Keine Lust, auch mal etwas Spektakuläres zu verwirklichen? – «Klar, bewundere ich einen Peter Zumthor, der seine Ent­würfe kompromisslos umsetzen kann.» Aber wer «Wow-Architektur» machen wolle, müsse bereit sein, ohne festen Auftrag Entwurf um Entwurf bei Wettbewerb um Wettbewerb einzureichen, bis einer durchkommt. «Ich wollte das nicht. Ich habe vier Kinder, einen Mann, treibe Sport. Und ich fühle mich mit einer bescheidenen Architektur wohl.»

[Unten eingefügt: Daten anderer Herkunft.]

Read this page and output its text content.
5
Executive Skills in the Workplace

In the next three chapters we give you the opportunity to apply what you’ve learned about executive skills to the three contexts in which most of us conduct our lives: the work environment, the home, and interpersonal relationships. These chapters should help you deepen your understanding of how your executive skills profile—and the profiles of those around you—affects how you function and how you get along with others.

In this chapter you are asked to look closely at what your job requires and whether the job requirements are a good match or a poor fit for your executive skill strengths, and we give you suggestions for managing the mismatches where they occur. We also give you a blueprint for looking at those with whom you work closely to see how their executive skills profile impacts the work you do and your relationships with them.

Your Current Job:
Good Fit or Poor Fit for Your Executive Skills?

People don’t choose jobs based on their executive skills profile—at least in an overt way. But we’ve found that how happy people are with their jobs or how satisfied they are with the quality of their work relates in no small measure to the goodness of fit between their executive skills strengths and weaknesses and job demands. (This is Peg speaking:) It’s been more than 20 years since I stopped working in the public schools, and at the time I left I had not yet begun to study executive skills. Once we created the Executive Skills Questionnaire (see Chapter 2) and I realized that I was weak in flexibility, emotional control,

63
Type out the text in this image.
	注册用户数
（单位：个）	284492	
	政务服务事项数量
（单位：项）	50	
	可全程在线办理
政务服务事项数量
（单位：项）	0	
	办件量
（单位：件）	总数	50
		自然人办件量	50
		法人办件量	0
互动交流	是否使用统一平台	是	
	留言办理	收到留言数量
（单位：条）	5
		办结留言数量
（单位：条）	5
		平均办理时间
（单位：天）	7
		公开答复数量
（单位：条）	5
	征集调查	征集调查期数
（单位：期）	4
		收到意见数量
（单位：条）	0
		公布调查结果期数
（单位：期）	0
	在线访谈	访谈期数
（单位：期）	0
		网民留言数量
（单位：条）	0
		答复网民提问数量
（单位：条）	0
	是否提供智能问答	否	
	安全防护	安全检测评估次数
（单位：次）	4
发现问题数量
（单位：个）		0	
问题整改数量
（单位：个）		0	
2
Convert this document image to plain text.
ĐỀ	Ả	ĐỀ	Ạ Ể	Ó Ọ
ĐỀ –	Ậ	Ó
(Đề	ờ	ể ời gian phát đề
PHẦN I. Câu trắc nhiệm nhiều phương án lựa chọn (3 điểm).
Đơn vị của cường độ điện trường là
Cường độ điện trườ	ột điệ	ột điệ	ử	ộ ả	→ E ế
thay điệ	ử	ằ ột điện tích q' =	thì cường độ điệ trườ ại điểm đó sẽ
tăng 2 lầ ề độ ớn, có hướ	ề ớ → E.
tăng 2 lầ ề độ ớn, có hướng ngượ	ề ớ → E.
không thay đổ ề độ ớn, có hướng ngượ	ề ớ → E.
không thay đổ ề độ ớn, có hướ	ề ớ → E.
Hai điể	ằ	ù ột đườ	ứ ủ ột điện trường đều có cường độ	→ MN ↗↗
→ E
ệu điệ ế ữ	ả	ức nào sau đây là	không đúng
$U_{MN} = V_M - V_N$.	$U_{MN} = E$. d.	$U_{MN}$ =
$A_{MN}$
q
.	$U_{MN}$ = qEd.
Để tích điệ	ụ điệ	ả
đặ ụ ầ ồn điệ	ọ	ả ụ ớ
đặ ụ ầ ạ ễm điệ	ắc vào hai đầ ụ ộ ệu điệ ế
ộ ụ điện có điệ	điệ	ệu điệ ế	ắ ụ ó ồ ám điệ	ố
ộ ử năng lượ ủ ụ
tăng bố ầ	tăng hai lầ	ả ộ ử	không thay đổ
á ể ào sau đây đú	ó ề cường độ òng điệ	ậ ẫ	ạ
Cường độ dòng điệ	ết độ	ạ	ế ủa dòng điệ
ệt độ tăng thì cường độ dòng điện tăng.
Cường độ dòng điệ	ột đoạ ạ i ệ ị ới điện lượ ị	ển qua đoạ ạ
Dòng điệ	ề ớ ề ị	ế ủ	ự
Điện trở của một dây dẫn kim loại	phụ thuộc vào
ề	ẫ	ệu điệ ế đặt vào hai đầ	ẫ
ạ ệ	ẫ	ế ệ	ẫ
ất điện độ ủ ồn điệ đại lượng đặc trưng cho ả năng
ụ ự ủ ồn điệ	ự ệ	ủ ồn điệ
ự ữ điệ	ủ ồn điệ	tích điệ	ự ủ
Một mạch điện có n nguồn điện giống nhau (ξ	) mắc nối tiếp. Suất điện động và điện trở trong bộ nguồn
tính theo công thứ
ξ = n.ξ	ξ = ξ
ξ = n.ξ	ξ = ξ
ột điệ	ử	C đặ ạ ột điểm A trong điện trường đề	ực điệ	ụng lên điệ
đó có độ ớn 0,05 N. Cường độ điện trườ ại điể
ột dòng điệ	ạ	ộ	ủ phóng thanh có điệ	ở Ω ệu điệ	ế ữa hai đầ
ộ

Eine klare Konzeption ist auch bei der Integration zeitgenös­sischer Elemente in historische Gebäude das A und O: «Die 
Agglomeration ist auch deshalb so trist, weil der Raum nur durch Strassen definiert wird.» Und, frage ich nach, weil die 
Architektur vor allem maximale Nutzfläche aus den Vor­gaben der Baugesetzgebung pressen soll? – «Das ist keine Architektur», entgegnet Hotz vehement. Mehr als ein markiger Spruch: Architektin ist – wie Journalist – keine geschützte Berufsbezeichnung, und viele Bauten werden heute durch Generalunternehmer geplant, bei denen Gewinnmaximierung meist vor Gestaltung kommt.

Wir stossen an, ich habe einen regionalen, ja fast lokalen Roten mitgebracht. Er schmeckt beerig, der Körper ist weich und nicht zu schwer. Auch HOTZ&HOTZ arbeiten betont regional, Anna hebt besonders die Zusammenarbeit mit der Denkmalpflege hervor. Wirklich vorbildlich in Sachen Architekturkultur sei aber eine andere Schweizer Stadt: Basel. «Man sieht den Stellenwert von Kultur ja schon an der Zahl der Museen – aber eben auch an den öffentlichen Gebäuden.» Zürich habe als klare Wirtschaftshauptstadt vielleicht den Eindruck, so etwas sei verzichtbar.

Das globale Element in Anna Hotz’ Schaffen tritt digital zutage: 2014 gründete sie mit akademischen Wegbegleitern Transfer, eine Webplattform, die zeitgenössische Ideen und Praktiken der Architektur vermitteln, ein «Fenster zur Analyse der Welt» öffnen will. Landschaftsarchitektur in Tibet, das Bagno Pubblico von Bellinzona, aber auch Beispiele gescheiterten Bauens wie die verwaisten Expo-Pavillons von Mailand 2017 kann man hier opulent fotografiert begutachten, Essays erörtern die sozialen und kulturellen ­Fragen dahinter. Soll das Netzwerk einst dazu genutzt werden, doch noch an ein «Wow-Projekt» heranzukommen? «Nein», sagt Anna. «Ich möchte Dinge wissen und dieses Wissen weiter­geben. Das genügt mir.» Bescheiden, diese Frau Hotz.